When we looked at police officers who had experienced a traumatic event in the last six months (n=5,454 (14.4%)) mental health problems were much more commonly found than in those who did not report a recent traumatic event. Our data show just under a doubling of the risk of probable depression and anxiety disorders (17.8% and 16.4%) and an around six times increase in the rates of probable PTSD (27%). Other groups at risk for probable mental disorders included police staff (compared to police inspectors or constables/sergeants) and those who reported heavy drinking.
We also explored whether poor mental health was related to changes in blood pressure. Although we found some minimal differences in police officers’ average blood pressure, the small increase was unlikely to be clinically significant. However, police officers who met the criteria for probable depression or anxiety disorders (but not PTSD), were more likely to self-report a diagnosis of high blood pressure.
This is one of the largest studies to date which has examined the mental health of the UK police. The study included both uniformed and civilian police staff both of whom work together to keep the UK safe. Our results find lower estimates of probable mental disorders compared to previous studies done which often have been carried out with smaller, less-representative samples of police officers. However, this does not take away from our finding that some groups of police officers are at increased risk of mental disorders such those who were recently exposed to a traumatic event compared to those with no recent traumatic exposure.
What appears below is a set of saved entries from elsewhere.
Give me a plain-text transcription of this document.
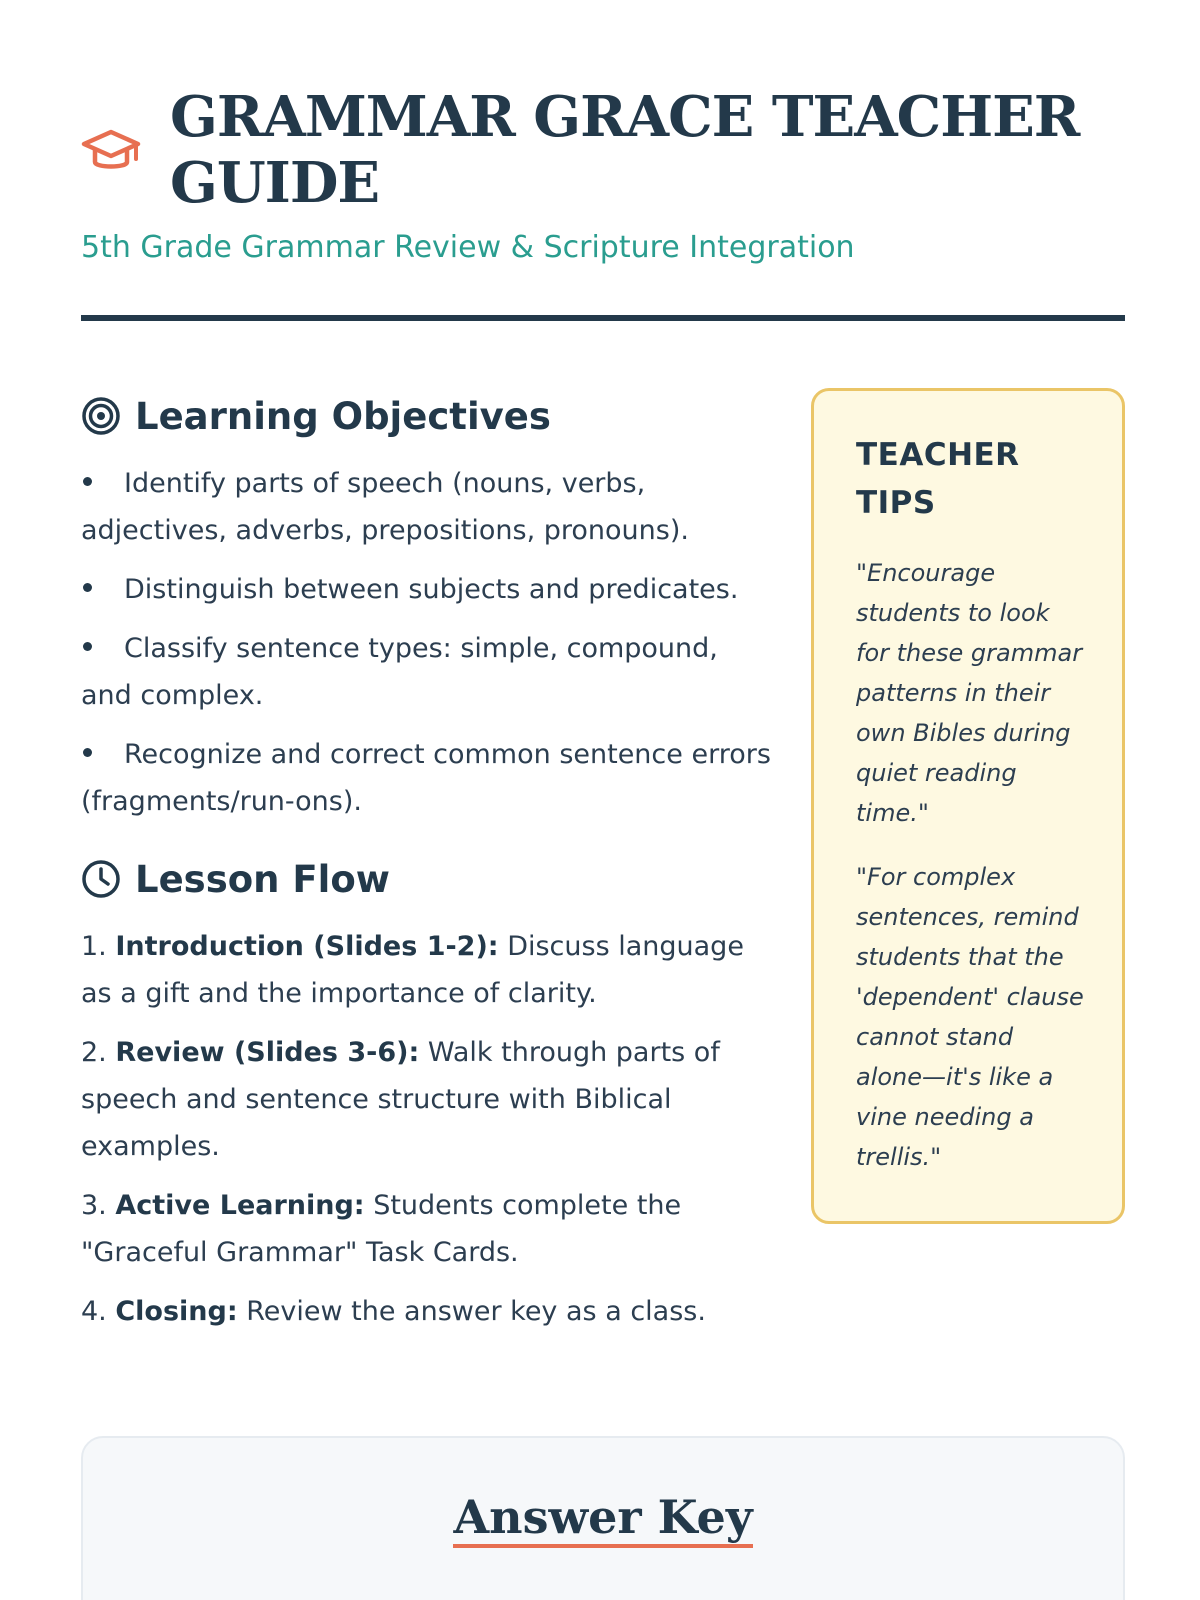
GRAMMAR GRACE TEACHER GUIDE
5th Grade Grammar Review & Scripture Integration
Learning Objectives
Identify parts of speech (nouns, verbs, adjectives, adverbs, prepositions, pronouns).
Distinguish between subjects and predicates.
Classify sentence types: simple, compound, and complex.
Recognize and correct common sentence errors (fragments/run-ons).
Lesson Flow
1. Introduction (Slides 1-2): Discuss language as a gift and the importance of clarity.
2. Review (Slides 3-6): Walk through parts of speech and sentence structure with Biblical examples.
3. Active Learning: Students complete the "Graceful Grammar" Task Cards.
4. Closing: Review the answer key as a class.
TEACHER TIPS

"Encourage students to look for these grammar patterns in their own Bibles during quiet reading time."

"For complex sentences, remind students that the 'dependent' clause cannot stand alone—it's like a vine needing a trellis."

Answer Key
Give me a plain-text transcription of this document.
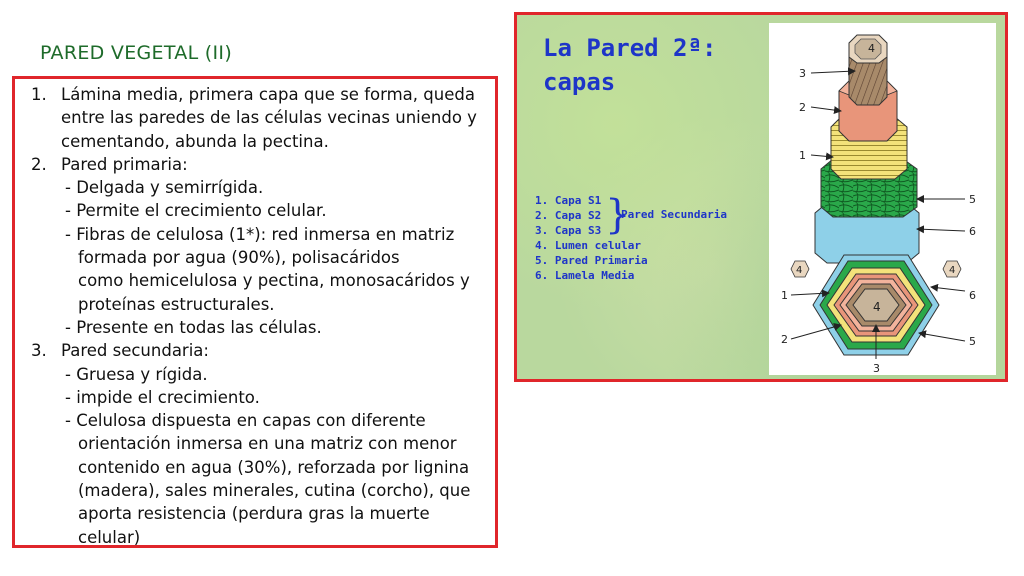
PARED VEGETAL (II)
1. Lámina media, primera capa que se forma, queda
entre las paredes de las células vecinas uniendo y
cementando, abunda la pectina.
2. Pared primaria:
- Delgada y semirrígida.
- Permite el crecimiento celular.
- Fibras de celulosa (1*): red inmersa en matriz
formada por agua (90%), polisacáridos
como hemicelulosa y pectina, monosacáridos y
proteínas estructurales.
- Presente en todas las células.
3. Pared secundaria:
- Gruesa y rígida.
- impide el crecimiento.
- Celulosa dispuesta en capas con diferente
orientación inmersa en una matriz con menor
contenido en agua (30%), reforzada por lignina
(madera), sales minerales, cutina (corcho), que
aporta resistencia (perdura gras la muerte
celular)
La Pared 2ª:
capas
1. Capa S1
2. Capa S2
3. Capa S3
4. Lumen celular
5. Pared Primaria
6. Lamela Media
}
Pared Secundaria
4
3
2
1
5
6
4	4
4
1	6
2	5
3
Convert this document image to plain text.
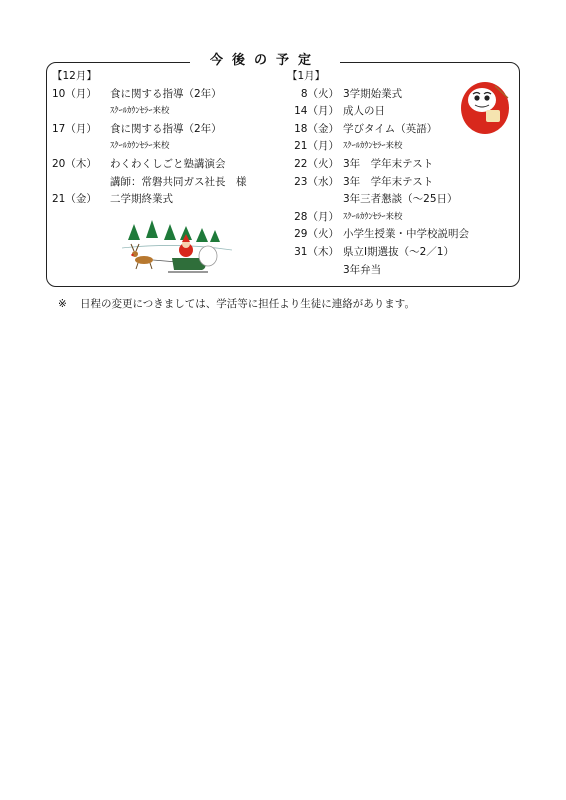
今後の予定
【12月】
10（月）	食に関する指導（2年）
ｽｸｰﾙｶｳﾝｾﾗｰ来校
17（月）	食に関する指導（2年）
ｽｸｰﾙｶｳﾝｾﾗｰ来校
20（木）	わくわくしごと塾講演会
講師：常磐共同ガス社長　様
21（金）	二学期終業式
【1月】
8（火） 3学期始業式
14（月） 成人の日
18（金） 学びタイム（英語）
21（月） ｽｸｰﾙｶｳﾝｾﾗｰ来校
22（火） 3年　学年末テスト
23（水） 3年　学年末テスト
3年三者懇談（～25日）
28（月） ｽｸｰﾙｶｳﾝｾﾗｰ来校
29（火） 小学生授業・中学校説明会
31（木） 県立Ⅰ期選抜（～2／1）
3年弁当
※ 日程の変更につきましては、学活等に担任より生徒に連絡があります。
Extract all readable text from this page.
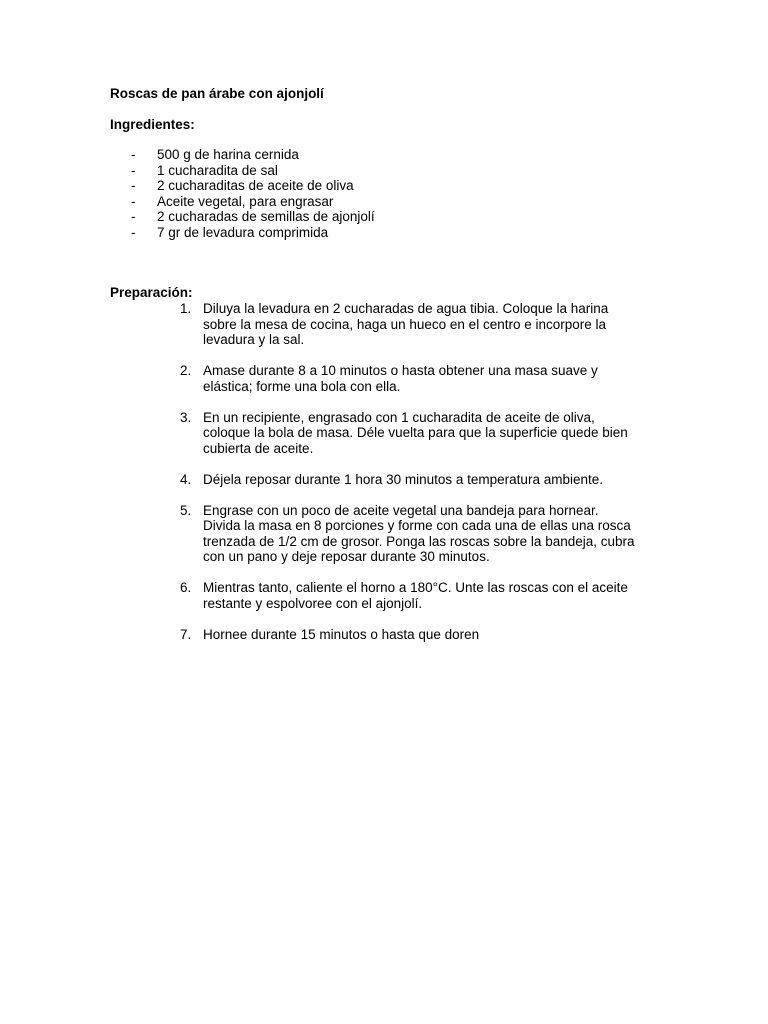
Roscas de pan árabe con ajonjolí
Ingredientes:
- 500 g de harina cernida
- 1 cucharadita de sal
- 2 cucharaditas de aceite de oliva
- Aceite vegetal, para engrasar
- 2 cucharadas de semillas de ajonjolí
- 7 gr de levadura comprimida
Preparación:
1. Diluya la levadura en 2 cucharadas de agua tibia. Coloque la harina
sobre la mesa de cocina, haga un hueco en el centro e incorpore la
levadura y la sal.
2. Amase durante 8 a 10 minutos o hasta obtener una masa suave y
elástica; forme una bola con ella.
3. En un recipiente, engrasado con 1 cucharadita de aceite de oliva,
coloque la bola de masa. Déle vuelta para que la superficie quede bien
cubierta de aceite.
4. Déjela reposar durante 1 hora 30 minutos a temperatura ambiente.
5. Engrase con un poco de aceite vegetal una bandeja para hornear.
Divida la masa en 8 porciones y forme con cada una de ellas una rosca
trenzada de 1/2 cm de grosor. Ponga las roscas sobre la bandeja, cubra
con un pano y deje reposar durante 30 minutos.
6. Mientras tanto, caliente el horno a 180°C. Unte las roscas con el aceite
restante y espolvoree con el ajonjolí.
7. Hornee durante 15 minutos o hasta que doren
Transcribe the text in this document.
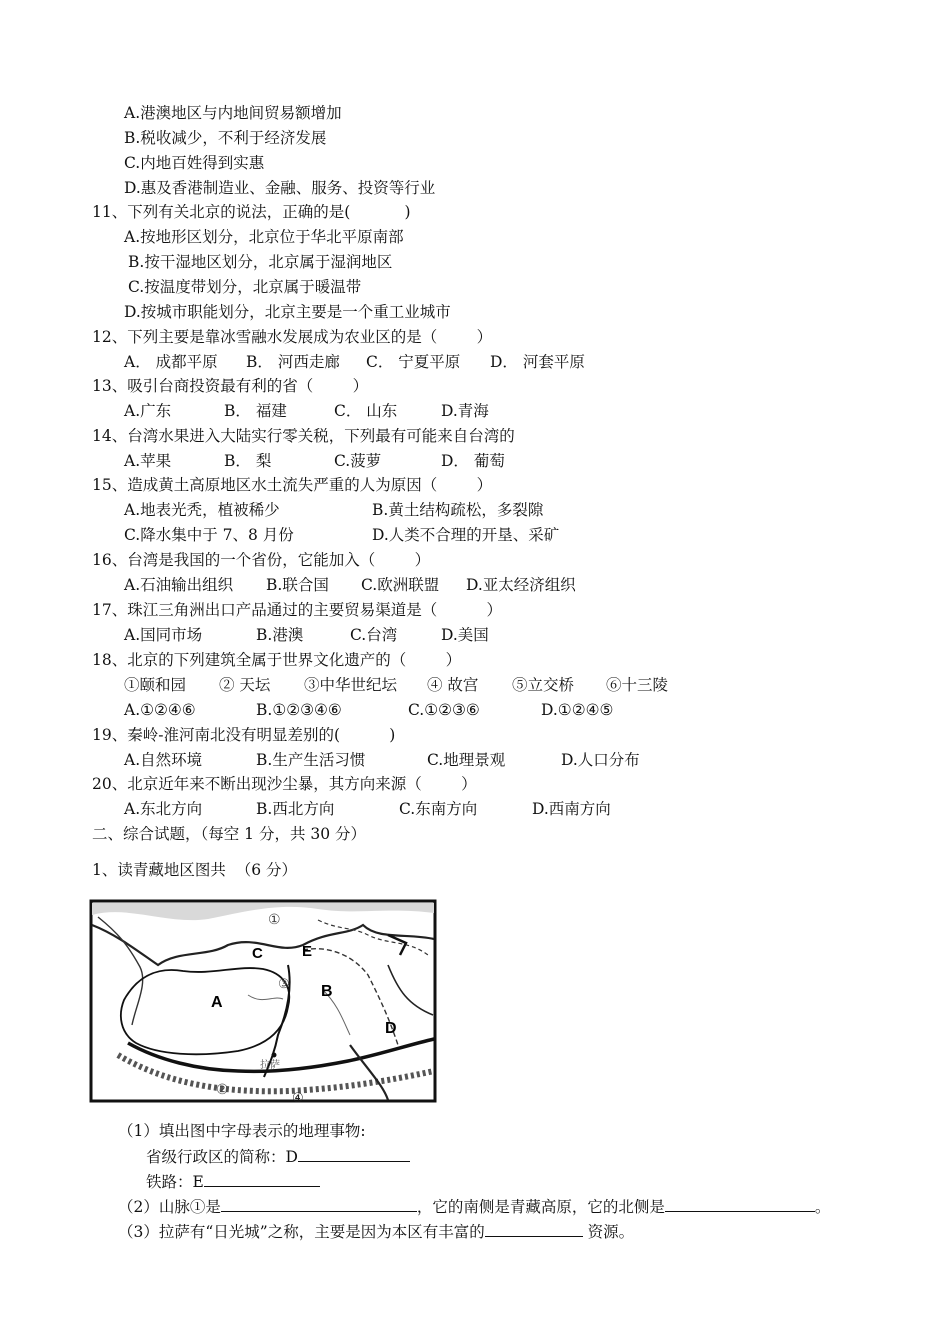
A.港澳地区与内地间贸易额增加
B.税收减少，不利于经济发展
C.内地百姓得到实惠
D.惠及香港制造业、金融、服务、投资等行业
11、下列有关北京的说法，正确的是(           )
A.按地形区划分，北京位于华北平原南部
B.按干湿地区划分，北京属于湿润地区
C.按温度带划分，北京属于暖温带
D.按城市职能划分，北京主要是一个重工业城市
12、下列主要是靠冰雪融水发展成为农业区的是（        ）
A． 成都平原 B． 河西走廊 C． 宁夏平原 D． 河套平原
13、吸引台商投资最有利的省（        ）
A.广东	B． 福建	C． 山东	D.青海
14、台湾水果进入大陆实行零关税，下列最有可能来自台湾的
A.苹果	B． 梨	C.菠萝	D． 葡萄
15、造成黄土高原地区水土流失严重的人为原因（        ）
A.地表光秃，植被稀少	B.黄土结构疏松，多裂隙
C.降水集中于 7、8 月份	D.人类不合理的开垦、采矿
16、台湾是我国的一个省份，它能加入（        ）
A.石油输出组织 B.联合国 C.欧洲联盟 D.亚太经济组织
17、珠江三角洲出口产品通过的主要贸易渠道是（          ）
A.国同市场	B.港澳	C.台湾	D.美国
18、北京的下列建筑全属于世界文化遗产的（        ）
①颐和园 ② 天坛 ③中华世纪坛 ④ 故宫 ⑤立交桥 ⑥十三陵
A.①②④⑥	B.①②③④⑥	C.①②③⑥	D.①②④⑤
19、秦岭-淮河南北没有明显差别的(          )
A.自然环境	B.生产生活习惯	C.地理景观	D.人口分布
20、北京近年来不断出现沙尘暴，其方向来源（        ）
A.东北方向	B.西北方向	C.东南方向	D.西南方向
二、综合试题，（每空 1 分，共 30 分）
1、读青藏地区图共  （6 分）
A
B
C
D
E
①
②
③
④
拉萨
（1）填出图中字母表示的地理事物:
省级行政区的简称：D
铁路：E
（2）山脉①是	，它的南侧是青藏高原，它的北侧是	。
（3）拉萨有“日光城”之称，主要是因为本区有丰富的	资源。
How do the police compare to the general population? We need to be careful when making comparisons for a number of reasons. Often different measures are used to examine the presence of mental disorders and importantly police officers are more likely to be male and younger compared to the general population which makes direct comparisons problematic. Our initial findings indicate that, overall, police officers are no more likely to report symptoms of probable PTSD, anxiety or depression than the general population.
Lead author, Dr Sharon Stevelink, King’s College London: “Our findings highlight the importance of continued health monitoring of members of the UK police forces. Support should be particularly focused on those recently exposed to traumatic events, heavy drinkers and police staff. Furthermore, the higher prevalence of anxiety and depression among police officers indicate that prevention, early identification, and treatment initiatives should focus on the complete spectrum of mental disorders”.
The full paper, entitled ‘Probable PTSD, depression and anxiety in 40,299 UK police officers and staff: prevalence, risk factors and associations with blood pressure’, can be found here.
The data in this study are from the Airwave Health Monitoring Study, collected by Imperial College London.